Let us pause right here, between the bread that still remembers fields and the bread that has been engineered to survive a minor apocalypse. This is a good place to think.

What strikes me, wandering with you, is not abundance. It is explanation. Everything here arrives with justification. Why it exists. What problem it solves. How it fits into a life that has already been made too fast.

In my day, bread did not explain itself. It merely minded its own business, and assumed you would do the rest. Now you have loaves that promise focus, joy, and occasionally moral superiority. One half expects a handshake and a testimonial.

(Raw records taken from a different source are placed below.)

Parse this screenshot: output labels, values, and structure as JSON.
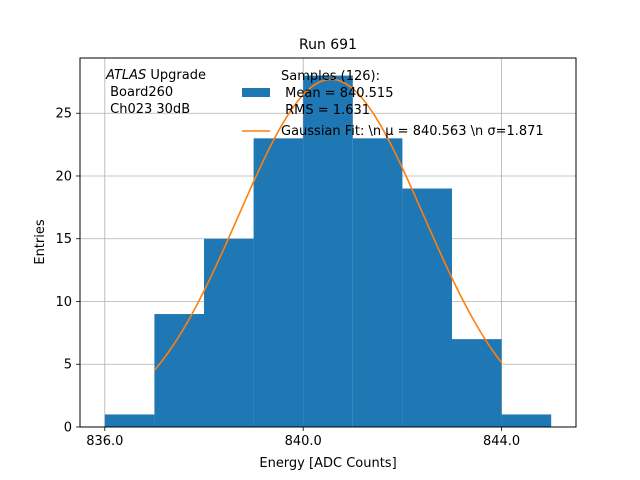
{
  "chart_data": {
    "type": "bar",
    "title": "Run 691",
    "xlabel": "Energy [ADC Counts]",
    "ylabel": "Entries",
    "xlim": [
      835.5,
      845.5
    ],
    "ylim": [
      0,
      29.4
    ],
    "xticks": [
      836.0,
      840.0,
      844.0
    ],
    "xtick_labels": [
      "836.0",
      "840.0",
      "844.0"
    ],
    "yticks": [
      0,
      5,
      10,
      15,
      20,
      25
    ],
    "grid": true,
    "bin_width": 1,
    "bin_left_edges": [
      836,
      837,
      838,
      839,
      840,
      841,
      842,
      843,
      844
    ],
    "values": [
      1,
      9,
      15,
      23,
      28,
      23,
      19,
      7,
      1
    ],
    "annotation": {
      "line1_italic": "ATLAS",
      "line1_rest": " Upgrade",
      "line2": " Board260",
      "line3": " Ch023 30dB"
    },
    "legend": {
      "position": "top-right",
      "histogram_label_lines": [
        "Samples (126):",
        " Mean = 840.515",
        " RMS = 1.631"
      ],
      "fit_label": "Gaussian Fit: \\n μ = 840.563 \\n σ=1.871"
    },
    "fit": {
      "type": "gaussian",
      "mu": 840.563,
      "sigma": 1.871,
      "amplitude": 27.7,
      "x_range": [
        837,
        844
      ]
    },
    "colors": {
      "bars": "#1f77b4",
      "fit": "#ff7f0e",
      "grid": "#b0b0b0"
    }
  }
}
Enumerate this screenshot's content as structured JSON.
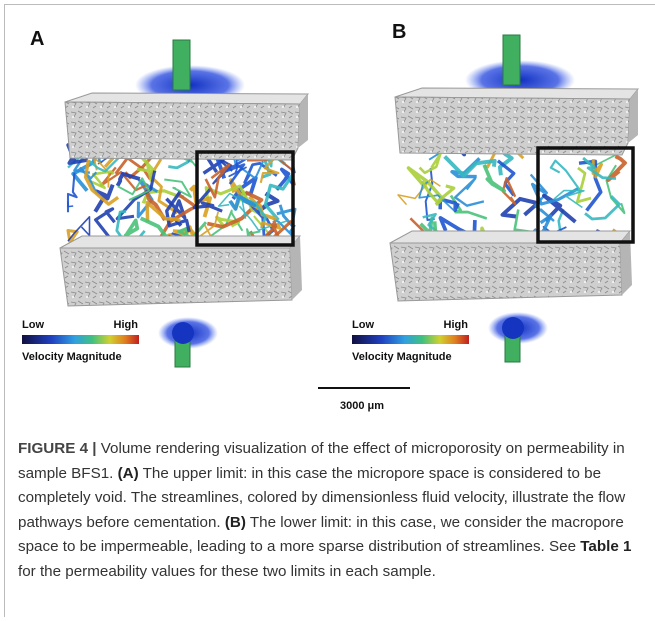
{
  "panels": [
    {
      "label": "A",
      "legend": {
        "low": "Low",
        "high": "High",
        "title": "Velocity Magnitude"
      }
    },
    {
      "label": "B",
      "legend": {
        "low": "Low",
        "high": "High",
        "title": "Velocity Magnitude"
      }
    }
  ],
  "scale_bar": "3000 μm",
  "caption": {
    "segments": [
      {
        "text": "FIGURE 4 |",
        "bold": true
      },
      {
        "text": " Volume rendering visualization of the effect of microporosity on permeability in sample BFS1. ",
        "bold": false
      },
      {
        "text": "(A)",
        "bold": true
      },
      {
        "text": " The upper limit: in this case the micropore space is considered to be completely void. The streamlines, colored by dimensionless fluid velocity, illustrate the flow pathways before cementation. ",
        "bold": false
      },
      {
        "text": "(B)",
        "bold": true
      },
      {
        "text": " The lower limit: in this case, we consider the macropore space to be impermeable, leading to a more sparse distribution of streamlines. See ",
        "bold": false
      },
      {
        "text": "Table 1",
        "bold": true
      },
      {
        "text": " for the permeability values for these two limits in each sample.",
        "bold": false
      }
    ]
  }
}
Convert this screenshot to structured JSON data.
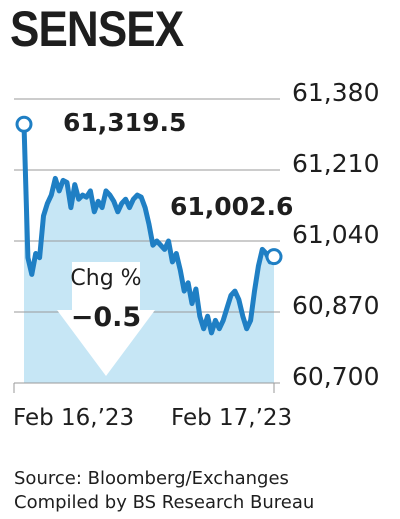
{
  "header": {
    "title": "SENSEX"
  },
  "chart_data": {
    "type": "area",
    "title": "SENSEX",
    "xlabel": "",
    "ylabel": "",
    "ylim": [
      60700,
      61380
    ],
    "yticks": [
      61380,
      61210,
      61040,
      60870,
      60700
    ],
    "ytick_labels": [
      "61,380",
      "61,210",
      "61,040",
      "60,870",
      "60,700"
    ],
    "xtick_labels": [
      "Feb 16,’23",
      "Feb 17,’23"
    ],
    "grid": true,
    "colors": {
      "line": "#1f7fc4",
      "fill": "#c6e6f5",
      "grid": "#9a9a9a"
    },
    "series": [
      {
        "values": [
          61319.5,
          61000,
          60960,
          61010,
          61000,
          61100,
          61130,
          61150,
          61190,
          61160,
          61185,
          61180,
          61120,
          61175,
          61140,
          61150,
          61145,
          61160,
          61110,
          61135,
          61120,
          61160,
          61150,
          61135,
          61110,
          61130,
          61140,
          61120,
          61140,
          61150,
          61145,
          61120,
          61080,
          61030,
          61040,
          61030,
          61020,
          61040,
          60990,
          61010,
          60970,
          60920,
          60940,
          60890,
          60925,
          60860,
          60830,
          60860,
          60820,
          60850,
          60830,
          60850,
          60880,
          60910,
          60920,
          60900,
          60860,
          60830,
          60850,
          60920,
          60980,
          61020,
          61010,
          60990,
          61002.6
        ]
      }
    ],
    "annotations": [
      {
        "label": "61,319.5",
        "x_index": 0,
        "y": 61319.5
      },
      {
        "label": "61,002.6",
        "x_index": 64,
        "y": 61002.6
      }
    ]
  },
  "callout": {
    "label": "Chg %",
    "value": "−0.5"
  },
  "footer": {
    "source": "Source: Bloomberg/Exchanges",
    "compiled": "Compiled by BS Research Bureau"
  }
}
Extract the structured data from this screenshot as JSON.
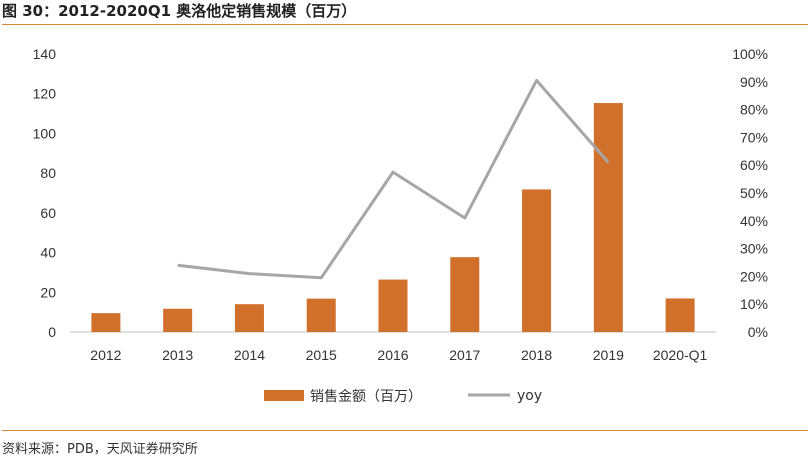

And yet — your rönttönen does none of this. It does not pitch. It does not improve you. It does not care who you are becoming. It simply says: this is what we eat here. Take it or leave it.

I find that deeply respectable.

This store is full of foods that have been rescued from their own nature. Stabilised and corrected. Given a long future and a short present.

So if we are chatting freely, I will say this plainly: Modern shopping is less about hunger and more about reassurance. People are not buying dinner; they are buying relief from decision-making, from time, from the doubt that they might be doing life incorrectly. Which is why the most radical thing in this building is not novelty — it is simplicity that refuses to apologise.